5) Dogs, cats, cows, and many other mammals are capable of linguistic reasoning and have made many efforts to communicate with us, but humans are only capable of recognizing other humans as capable of thought.

A variant: Some "domesticated" animal is controlling humans for their own benefit. (Cats, perhaps?)

Comment author: Vladimir_Nesov 15 July 2009 10:20:31AM 11 points [-]

A variant: Some "domesticated" animal is controlling humans for their own benefit. (Cats, perhaps?)

Indeed they do.

Comment author: Tiiba 15 July 2009 07:29:43AM 7 points [-]

Good guess, but it's mice. 42.

Comment author: DanielLC 23 June 2014 05:09:50AM 0 points [-]

I've had a dog make non-trivial progress teaching me to fetch.

I was throwing a ball and it was bringing it back. Each time, it brought it a little further from me. I had to lean out of the couch I was sitting in after a little bit. I still don't know how far it would have gotten if the dog didn't blatantly move the ball back further when I reached for it some of the time.

It's also possible that the dog was trying to figure out exactly how close it had to bring the ball.

Comment author: lori 15 July 2009 10:24:27PM 0 points [-]

Just passing by but happened to see this today: http://www.scientificamerican.com/podcast/episode.cfm?id=cat-call-coerces-can-opening-09-07-14

(So maybe the mice thing was just Douglas Adams' cat trying to put us off the scent)

Comment author: Kyre 15 July 2009 05:43:27AM 3 points [-]

I think I would believe:

1 (Mind Control Lasers). For some reason that doesn't seem that interesting. Perhaps because it involves powerful conspiracies. It would be saying that the MIB etc do play with out minds, but they don't have to be very dilligent because we do a lot of the work ourselves.
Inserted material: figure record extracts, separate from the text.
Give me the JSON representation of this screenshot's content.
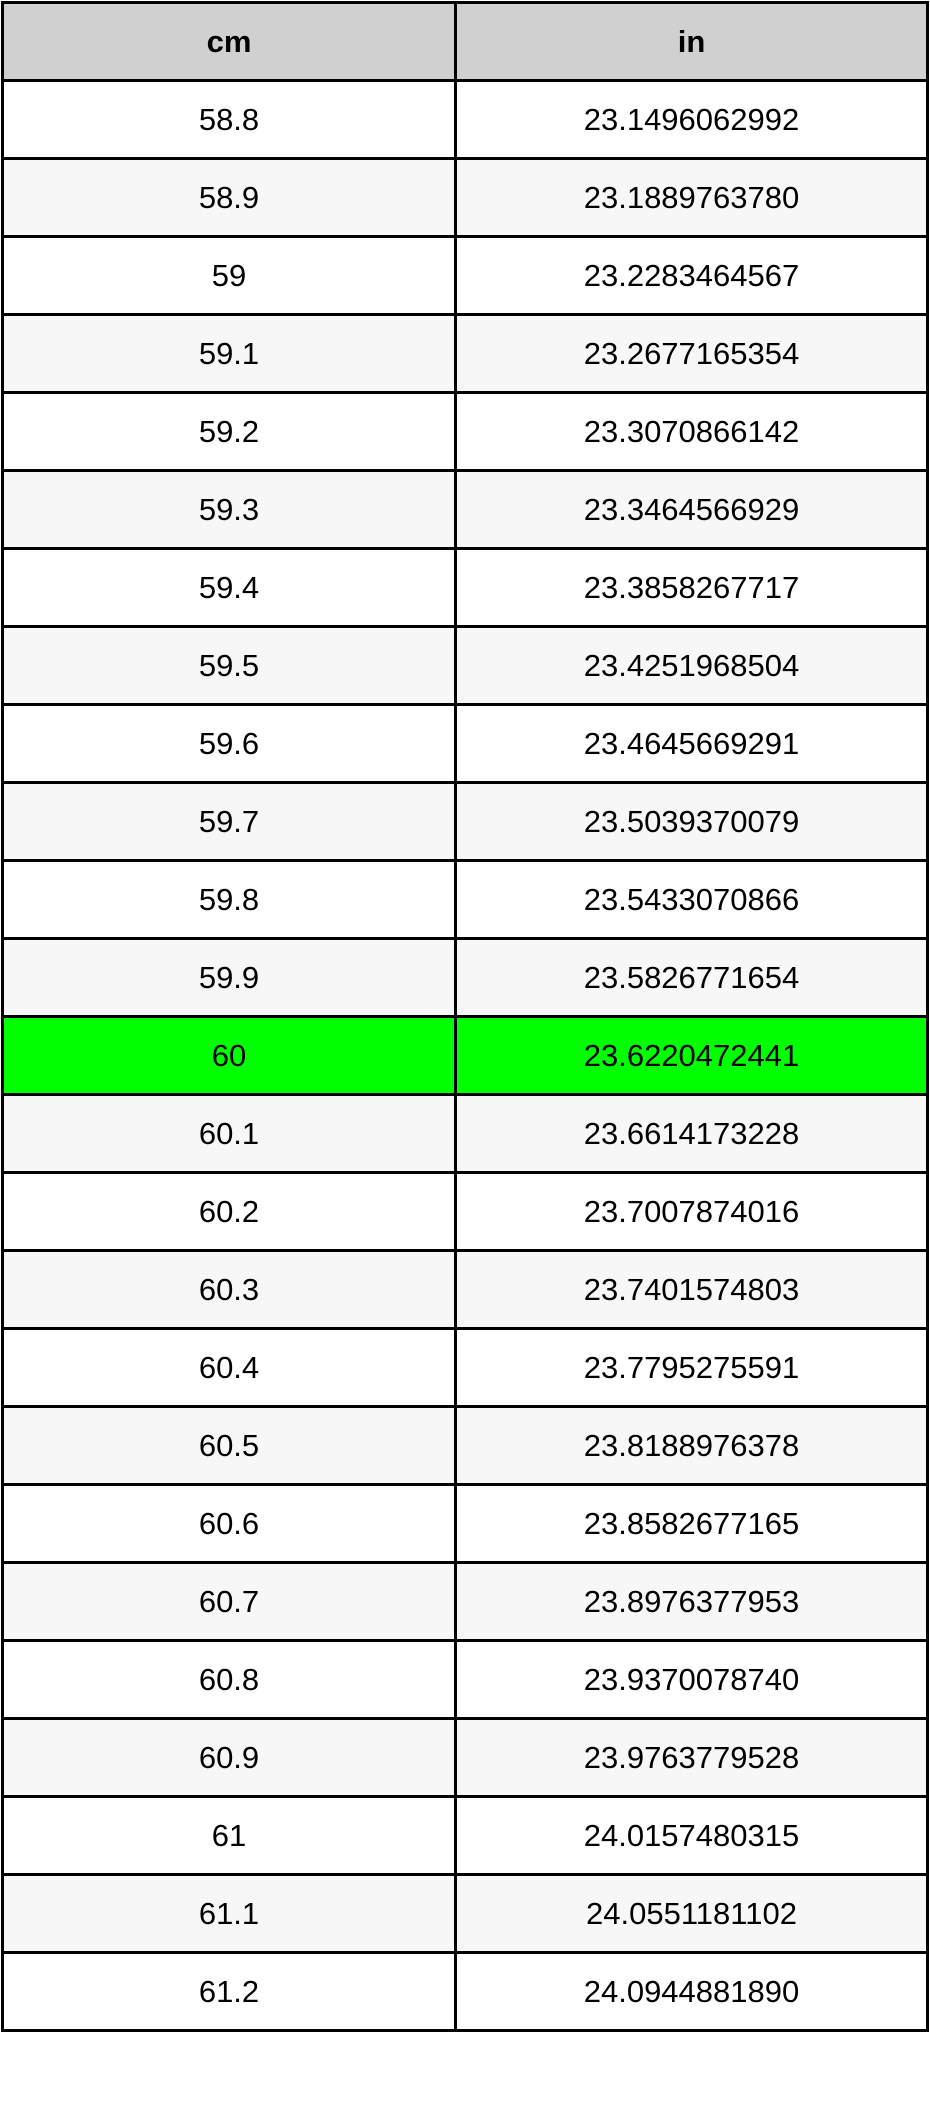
{
  "table": {
    "headers": [
      "cm",
      "in"
    ],
    "highlight_color": "#00ff00",
    "highlighted_cm": "60",
    "rows": [
      [
        "58.8",
        "23.1496062992"
      ],
      [
        "58.9",
        "23.1889763780"
      ],
      [
        "59",
        "23.2283464567"
      ],
      [
        "59.1",
        "23.2677165354"
      ],
      [
        "59.2",
        "23.3070866142"
      ],
      [
        "59.3",
        "23.3464566929"
      ],
      [
        "59.4",
        "23.3858267717"
      ],
      [
        "59.5",
        "23.4251968504"
      ],
      [
        "59.6",
        "23.4645669291"
      ],
      [
        "59.7",
        "23.5039370079"
      ],
      [
        "59.8",
        "23.5433070866"
      ],
      [
        "59.9",
        "23.5826771654"
      ],
      [
        "60",
        "23.6220472441"
      ],
      [
        "60.1",
        "23.6614173228"
      ],
      [
        "60.2",
        "23.7007874016"
      ],
      [
        "60.3",
        "23.7401574803"
      ],
      [
        "60.4",
        "23.7795275591"
      ],
      [
        "60.5",
        "23.8188976378"
      ],
      [
        "60.6",
        "23.8582677165"
      ],
      [
        "60.7",
        "23.8976377953"
      ],
      [
        "60.8",
        "23.9370078740"
      ],
      [
        "60.9",
        "23.9763779528"
      ],
      [
        "61",
        "24.0157480315"
      ],
      [
        "61.1",
        "24.0551181102"
      ],
      [
        "61.2",
        "24.0944881890"
      ]
    ]
  }
}
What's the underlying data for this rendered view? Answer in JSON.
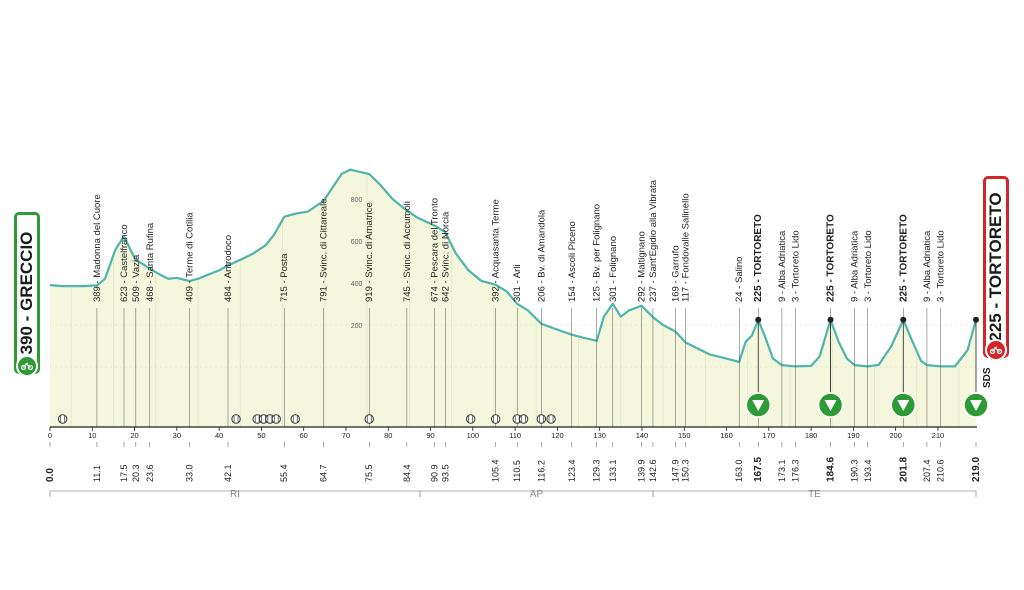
{
  "start": {
    "label": "390 - GRECCIO"
  },
  "finish": {
    "label": "225 - TORTORETO",
    "sds": "SDS"
  },
  "icons": {
    "start": "cyclist-icon",
    "finish": "cyclist-icon",
    "sprint": "descent-marker-icon",
    "crossing": "railway-crossing-icon"
  },
  "colors": {
    "profile_line": "#4fb3ae",
    "profile_fill": "#f4f7dc",
    "axis": "#222222",
    "start": "#2d9a35",
    "finish": "#d0262a",
    "sprint": "#2d9a35"
  },
  "chart_data": {
    "type": "area",
    "title": "",
    "xlabel": "",
    "ylabel": "",
    "xlim": [
      0,
      219
    ],
    "ylim": [
      0,
      1000
    ],
    "x_ticks": [
      0,
      10,
      20,
      30,
      40,
      50,
      60,
      70,
      80,
      90,
      100,
      110,
      120,
      130,
      140,
      150,
      160,
      170,
      180,
      190,
      200,
      210
    ],
    "altitude_ticks": [
      "200",
      "400",
      "600",
      "800"
    ],
    "profile": [
      [
        0,
        390
      ],
      [
        3,
        385
      ],
      [
        8,
        385
      ],
      [
        11.1,
        389
      ],
      [
        13,
        420
      ],
      [
        15.5,
        560
      ],
      [
        17.5,
        623
      ],
      [
        19,
        560
      ],
      [
        20.3,
        509
      ],
      [
        22,
        490
      ],
      [
        23.6,
        468
      ],
      [
        26,
        440
      ],
      [
        28,
        420
      ],
      [
        30,
        425
      ],
      [
        33,
        409
      ],
      [
        35,
        420
      ],
      [
        38,
        445
      ],
      [
        40,
        460
      ],
      [
        42.1,
        484
      ],
      [
        45,
        510
      ],
      [
        48,
        540
      ],
      [
        51,
        580
      ],
      [
        53,
        630
      ],
      [
        55.4,
        715
      ],
      [
        58,
        730
      ],
      [
        61,
        740
      ],
      [
        64.7,
        791
      ],
      [
        67,
        860
      ],
      [
        69,
        920
      ],
      [
        71,
        940
      ],
      [
        73,
        930
      ],
      [
        75.5,
        919
      ],
      [
        78,
        870
      ],
      [
        81,
        800
      ],
      [
        84.4,
        745
      ],
      [
        87,
        710
      ],
      [
        90.9,
        674
      ],
      [
        93.5,
        642
      ],
      [
        96,
        540
      ],
      [
        99,
        460
      ],
      [
        102,
        410
      ],
      [
        105.4,
        392
      ],
      [
        108,
        360
      ],
      [
        110.5,
        301
      ],
      [
        113,
        270
      ],
      [
        116.2,
        206
      ],
      [
        119,
        185
      ],
      [
        123.4,
        154
      ],
      [
        126,
        140
      ],
      [
        129.3,
        125
      ],
      [
        131,
        240
      ],
      [
        133.1,
        301
      ],
      [
        135,
        240
      ],
      [
        137,
        270
      ],
      [
        139.9,
        292
      ],
      [
        142.6,
        237
      ],
      [
        145,
        200
      ],
      [
        147.9,
        169
      ],
      [
        150.3,
        117
      ],
      [
        153,
        90
      ],
      [
        156,
        60
      ],
      [
        160,
        40
      ],
      [
        163,
        24
      ],
      [
        164.5,
        120
      ],
      [
        166,
        150
      ],
      [
        167.5,
        225
      ],
      [
        169,
        150
      ],
      [
        171,
        40
      ],
      [
        173.1,
        9
      ],
      [
        176.3,
        3
      ],
      [
        180,
        5
      ],
      [
        182,
        50
      ],
      [
        184.6,
        225
      ],
      [
        186.5,
        120
      ],
      [
        188.5,
        40
      ],
      [
        190.3,
        9
      ],
      [
        193.4,
        3
      ],
      [
        196,
        10
      ],
      [
        199,
        100
      ],
      [
        201.8,
        225
      ],
      [
        204,
        120
      ],
      [
        206,
        30
      ],
      [
        207.4,
        9
      ],
      [
        210.6,
        3
      ],
      [
        214,
        3
      ],
      [
        217,
        80
      ],
      [
        219,
        225
      ]
    ],
    "km_labels": [
      "0.0",
      "11.1",
      "17.5",
      "20.3",
      "23.6",
      "33.0",
      "42.1",
      "55.4",
      "64.7",
      "75.5",
      "84.4",
      "90.9",
      "93.5",
      "105.4",
      "110.5",
      "116.2",
      "123.4",
      "129.3",
      "133.1",
      "139.9",
      "142.6",
      "147.9",
      "150.3",
      "163.0",
      "167.5",
      "173.1",
      "176.3",
      "184.6",
      "190.3",
      "193.4",
      "201.8",
      "207.4",
      "210.6",
      "219.0"
    ],
    "bold_km": [
      "0.0",
      "167.5",
      "184.6",
      "201.8",
      "219.0"
    ],
    "places": [
      {
        "km": 11.1,
        "label": "389 - Madonna del Cuore"
      },
      {
        "km": 17.5,
        "label": "623 - Castelfranco"
      },
      {
        "km": 20.3,
        "label": "509 - Vazia"
      },
      {
        "km": 23.6,
        "label": "468 - Santa Rufina"
      },
      {
        "km": 33.0,
        "label": "409 - Terme di Cotilia"
      },
      {
        "km": 42.1,
        "label": "484 - Antrodoco"
      },
      {
        "km": 55.4,
        "label": "715 - Posta"
      },
      {
        "km": 64.7,
        "label": "791 - Svinc. di Cittareale"
      },
      {
        "km": 75.5,
        "label": "919 - Svinc. di Amatrice"
      },
      {
        "km": 84.4,
        "label": "745 - Svinc. di Accumoli"
      },
      {
        "km": 90.9,
        "label": "674 - Pescara del Tronto"
      },
      {
        "km": 93.5,
        "label": "642 - Svinc. di Norcia"
      },
      {
        "km": 105.4,
        "label": "392 - Acquasanta Terme"
      },
      {
        "km": 110.5,
        "label": "301 - Arli"
      },
      {
        "km": 116.2,
        "label": "206 - Bv. di Amandola"
      },
      {
        "km": 123.4,
        "label": "154 - Ascoli Piceno"
      },
      {
        "km": 129.3,
        "label": "125 - Bv. per Folignano"
      },
      {
        "km": 133.1,
        "label": "301 - Folignano"
      },
      {
        "km": 139.9,
        "label": "292 - Maltignano"
      },
      {
        "km": 142.6,
        "label": "237 - Sant'Egidio alla Vibrata"
      },
      {
        "km": 147.9,
        "label": "169 - Garrufo"
      },
      {
        "km": 150.3,
        "label": "117 - Fondovalle Salinello"
      },
      {
        "km": 163.0,
        "label": "24 - Salino"
      },
      {
        "km": 167.5,
        "label": "225 - TORTORETO",
        "bold": true
      },
      {
        "km": 173.1,
        "label": "9 - Alba Adriatica"
      },
      {
        "km": 176.3,
        "label": "3 - Tortoreto Lido"
      },
      {
        "km": 184.6,
        "label": "225 - TORTORETO",
        "bold": true
      },
      {
        "km": 190.3,
        "label": "9 - Alba Adriatica"
      },
      {
        "km": 193.4,
        "label": "3 - Tortoreto Lido"
      },
      {
        "km": 201.8,
        "label": "225 - TORTORETO",
        "bold": true
      },
      {
        "km": 207.4,
        "label": "9 - Alba Adriatica"
      },
      {
        "km": 210.6,
        "label": "3 - Tortoreto Lido"
      }
    ],
    "sprints_km": [
      167.5,
      184.6,
      201.8,
      219.0
    ],
    "crossings_km": [
      3,
      44,
      49,
      50.5,
      52,
      53.5,
      58,
      75.5,
      99.5,
      105.4,
      110.5,
      112,
      116.2,
      118.5
    ],
    "provinces": [
      {
        "name": "RI",
        "from": 0,
        "to": 87.5
      },
      {
        "name": "AP",
        "from": 87.5,
        "to": 142.6
      },
      {
        "name": "TE",
        "from": 142.6,
        "to": 219
      }
    ]
  }
}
3 (In the Stupid Third). This one is strangely resonant. Why doesn't some one take pity and give me a hand ? I know how much dismay it causes me when faced with the prospect of explaining something complex to someone else ...

6) (The Third Sex) Read the story "The Belonging Kind" by William Gibson and Bruce Stirling for inspiration.

Comment author: Jayson_Virissimo 15 July 2009 05:58:52AM 2 points [-]

"All mathematical reasoning involving "infinities" involves self-evident contradictions, but human mathematicians have a blind spot with respect to them." -Eliezer Yudkowsky

I'm going to lose sleep over this one...Is there anything to this?

Comment author: komponisto 15 July 2009 07:19:01AM *  5 points [-]

Is there anything to this?

There needn't have been in order for this to be a reasonable example, but perhaps Eliezer is not-so-subtly hinting that he actually expects an AI to say this.

But it's really no different than "all reasoning by mathematicians about X is wrong" where X is any mathematical concept you please.

Comment author: andrewcooke 15 July 2009 11:54:25AM 0 points [-]

yes. at least, i assume that it's related to intuitionist or constructivist logic (which you can google - for example http://en.wikipedia.org/wiki/Intuitionistic_logic)

the flip side is that apparently you can do an awful lot of maths without the law of the excluded middle (which is what is necessary to reason with infinities).

Comment author: andrewcooke 15 July 2009 11:56:03AM 0 points [-]

actually, the wikipedia article for intuitionism is more helpful - http://en.wikipedia.org/wiki/Intuitionism (it has a section directly addressing infinities)

Comment author: timtyler 15 July 2009 07:33:08AM 0 points [-]

No - check the infinities in CGT - e.g. "Mathematical Go: Chilling Gets the Last Point".

Comment author: thomblake 15 July 2009 05:57:24PM 0 points [-]

3) You are not above-average; most people believe in the existence of a huge fictional underclass in order to place themselves at the top of the heap, rather than in the middle. This is why so many of your friends seem to have PhDs despite PhDs supposedly constituting only 0.5% of the population.

cf. xkcd 610

Comment author: Jiro 16 August 2013 04:56:23PM 0 points [-]

If it is possible for me to have a "denial" function, that doesn't just apply to flat earths and talking cows. I could equally well have a "denial" function that makes me blind to properly reading the AI's code and properly auditing the AI. I would never have a reason to prefer "I have the specific denial function the AI told me about" to "I have a denial function that prevents me from seeing how bad the AI is".